Clinical Scenario:


 


Mrs. Grambal( aged 73) presented at emergency department at 4pm with a bad headache accompanied by her husband. They spent 12hours in the waiting room. When she was asked about the events leading up to her arrival in emergency department, she said that her headache had been constant for about one week and had made her feel so sick that she had been vomiting whenever she tried to eat. She had visited her general practitioner during the week and had told him it felt like a bad sinus headache. She did not have a history of suffering from migraine headaches. Her current medications included wafarin for management of atrial fibrillation. She reported that her most recent INR result was about 2.


 


After assessment by a medical officer, an urgent CT scan was booked for Mrs. Grambal and she was went to get the scan done 90 minutes later. Afterwards, she was told that the neurology registrar would come and discuss the results of the scan with her. Her husband noticed that she was asking repetitive questions and did not seem to remember the information that the staff had told her. Another hour passed, the neurology registrar arrived and explained that she had a significant bleed in her brain and mentioned something about ‘a subdural haematoma with significant midline shift’. He went on to say that she would need to go to operating theatre to have the clots removed but her INR levels required stabilization before this could be done. He expected that it would take 12 hours to stabilize her before surgery could be done.


 


She was transferred to the neurology ward for observation over night and an intravenous line and indwelling catheter were inserted. The staff seem to very busy, and could not answer the patient call buzzer very quickly. At 8am the next morning it was determined that her INR was satisfactory and she was prepared for theatre. She kept complaining that she was badly need to go to toilet, and appeared to be very distressed and restless. Her urine output was approximately 50 mls for the previous 4 hours. Three hours later the nurse manager discovered that the catheter was kinked, and straightened it, and immediately drained 1300 mls. The manager commented that she would be speaking to the staff about looking after catheter properly. She asked Mrs. Grambal about the pain in her head and was concerned to hear that it was no better, and that the nausea was very bad. She promised to check and see whether Mrs. Grambal could have something to relive the pain and nausea. An hour later, another nurse arrived and gave her an injection, explaining that her chart had been misplaced and had been difficult to locate and the nurse manager was not impressed. About 6pm an operating theatre become available and she was sent for surgery.

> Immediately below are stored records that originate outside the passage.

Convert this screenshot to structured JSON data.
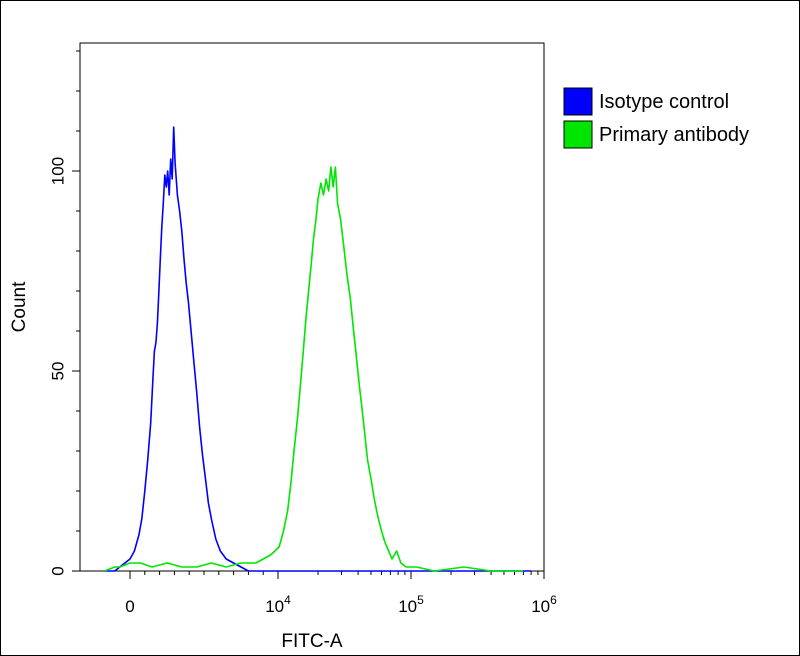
{
  "chart_data": {
    "type": "line",
    "title": "",
    "xlabel": "FITC-A",
    "ylabel": "Count",
    "x_scale": "biexponential",
    "x_ticks": [
      {
        "value": 0,
        "base": "0",
        "exp": ""
      },
      {
        "value": 10000,
        "base": "10",
        "exp": "4"
      },
      {
        "value": 100000,
        "base": "10",
        "exp": "5"
      },
      {
        "value": 1000000,
        "base": "10",
        "exp": "6"
      }
    ],
    "y_ticks": [
      {
        "value": 0,
        "label": "0"
      },
      {
        "value": 50,
        "label": "50"
      },
      {
        "value": 100,
        "label": "100"
      }
    ],
    "ylim": [
      0,
      132
    ],
    "legend_position": "right",
    "grid": false,
    "series": [
      {
        "name": "Isotype control",
        "color": "#0000ff",
        "points": [
          [
            -1500,
            0
          ],
          [
            -900,
            0
          ],
          [
            -600,
            1
          ],
          [
            -300,
            2
          ],
          [
            0,
            3
          ],
          [
            300,
            5
          ],
          [
            600,
            9
          ],
          [
            800,
            13
          ],
          [
            1000,
            20
          ],
          [
            1200,
            28
          ],
          [
            1400,
            37
          ],
          [
            1550,
            48
          ],
          [
            1650,
            55
          ],
          [
            1750,
            57
          ],
          [
            1850,
            62
          ],
          [
            1950,
            70
          ],
          [
            2050,
            78
          ],
          [
            2150,
            86
          ],
          [
            2250,
            92
          ],
          [
            2350,
            99
          ],
          [
            2450,
            96
          ],
          [
            2550,
            100
          ],
          [
            2650,
            94
          ],
          [
            2750,
            103
          ],
          [
            2850,
            98
          ],
          [
            2950,
            111
          ],
          [
            3050,
            102
          ],
          [
            3200,
            94
          ],
          [
            3350,
            90
          ],
          [
            3500,
            85
          ],
          [
            3650,
            78
          ],
          [
            3800,
            72
          ],
          [
            3950,
            67
          ],
          [
            4100,
            61
          ],
          [
            4300,
            53
          ],
          [
            4500,
            45
          ],
          [
            4700,
            36
          ],
          [
            4900,
            29
          ],
          [
            5100,
            23
          ],
          [
            5300,
            17
          ],
          [
            5500,
            13
          ],
          [
            5800,
            8
          ],
          [
            6100,
            5
          ],
          [
            6500,
            3
          ],
          [
            7000,
            2
          ],
          [
            7500,
            1
          ],
          [
            8000,
            0
          ],
          [
            9000,
            0
          ],
          [
            12000,
            0
          ],
          [
            30000,
            0
          ],
          [
            100000,
            0
          ],
          [
            400000,
            0
          ],
          [
            800000,
            0
          ]
        ]
      },
      {
        "name": "Primary antibody",
        "color": "#00e600",
        "points": [
          [
            -1500,
            0
          ],
          [
            -900,
            1
          ],
          [
            -600,
            1
          ],
          [
            0,
            2
          ],
          [
            700,
            2
          ],
          [
            1500,
            1
          ],
          [
            2500,
            2
          ],
          [
            3500,
            1
          ],
          [
            4500,
            1
          ],
          [
            5500,
            2
          ],
          [
            6500,
            1
          ],
          [
            7500,
            2
          ],
          [
            8500,
            2
          ],
          [
            9500,
            4
          ],
          [
            10200,
            6
          ],
          [
            11000,
            10
          ],
          [
            11800,
            15
          ],
          [
            12500,
            22
          ],
          [
            13200,
            30
          ],
          [
            14000,
            38
          ],
          [
            14800,
            47
          ],
          [
            15500,
            55
          ],
          [
            16200,
            63
          ],
          [
            17000,
            70
          ],
          [
            17800,
            77
          ],
          [
            18500,
            83
          ],
          [
            19300,
            88
          ],
          [
            20000,
            93
          ],
          [
            21000,
            97
          ],
          [
            22000,
            94
          ],
          [
            23000,
            98
          ],
          [
            24000,
            95
          ],
          [
            25000,
            101
          ],
          [
            26000,
            96
          ],
          [
            27000,
            101
          ],
          [
            28000,
            92
          ],
          [
            29500,
            88
          ],
          [
            31000,
            82
          ],
          [
            33000,
            74
          ],
          [
            35000,
            68
          ],
          [
            37000,
            60
          ],
          [
            39000,
            53
          ],
          [
            41000,
            46
          ],
          [
            43000,
            40
          ],
          [
            45000,
            34
          ],
          [
            47000,
            28
          ],
          [
            50000,
            23
          ],
          [
            53000,
            18
          ],
          [
            56000,
            14
          ],
          [
            60000,
            10
          ],
          [
            64000,
            7
          ],
          [
            68000,
            5
          ],
          [
            72000,
            3
          ],
          [
            78000,
            5
          ],
          [
            84000,
            2
          ],
          [
            92000,
            1
          ],
          [
            110000,
            1
          ],
          [
            150000,
            0
          ],
          [
            250000,
            1
          ],
          [
            400000,
            0
          ],
          [
            700000,
            0
          ]
        ]
      }
    ]
  }
}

Postoperatively, Mrs. Grambal had a wound drain on free drainage and continued to receive intravenous fluids with the addition of potassium. This therapy was interrupted for an hour when nursing staff discovered that there were no more fluid orders available and medical staff had to be paged to provide those orders. Her family was asking a lot of questions about whether she had suffered a stroke.


 


Three days later, she was transferred to a rehabilitation ward in a different hospital. There was a lot of confusion about whether she should have another CT scan after the surgery and when it should be done. Initially, it was supposed to be done prior to the transfer, then a new decision was made and it was scheduled for a week later.


 


There was also some confusion about the medications she required. When she was provided with her medications she noticed some additional, unfamiliar tablets. She enquired about those tablets and what they were for, and it was explained to her that some were salt tablets to correct her sodium levels, and some were to relieve her constipation. She was not constipated and declined to take those tablets.


 


A few days later, Mrs. Grambal was walking past a hand basin and slipped in some water on the floor and fell heavily against the wall. The nurse manager came to see her after fall and found her hip was extensively bruised and she was suffering some pain. He provided some ice packs and promised to ‘investigate the incident and to deal with the staff responsible’. Mrs. Grambal was subsequently sent for an X-ray of her hip.


 


Questions:


1.          Describe Berwicks theory of continuous improvement and how it applies to this scenario. Which of Deming’s obstacles agrees with this theory?


2.          Comment about the organizational culture in this scenario.


3.          Identify three unintended outcomes from this scenario that could impact on patient satisfaction/perception of the services delivered.


4.          Describe how the key principles of quality could be used to prevent these outcomes.


5.          Describe three processes in this scenario that were patient safety issues.


6.          Describe a process improvement method/model that could be used to improve one of these processes, and how it could be used. Include data required and how it could be analyzed.


7.          Describe the role of clinical governance in the prevention of the problems that occurred in this scenario?


8.          Provide information about tools, resources and other Quality Improvement(QI) strategies that could be used to improve services monitoring and evaluation in this organization.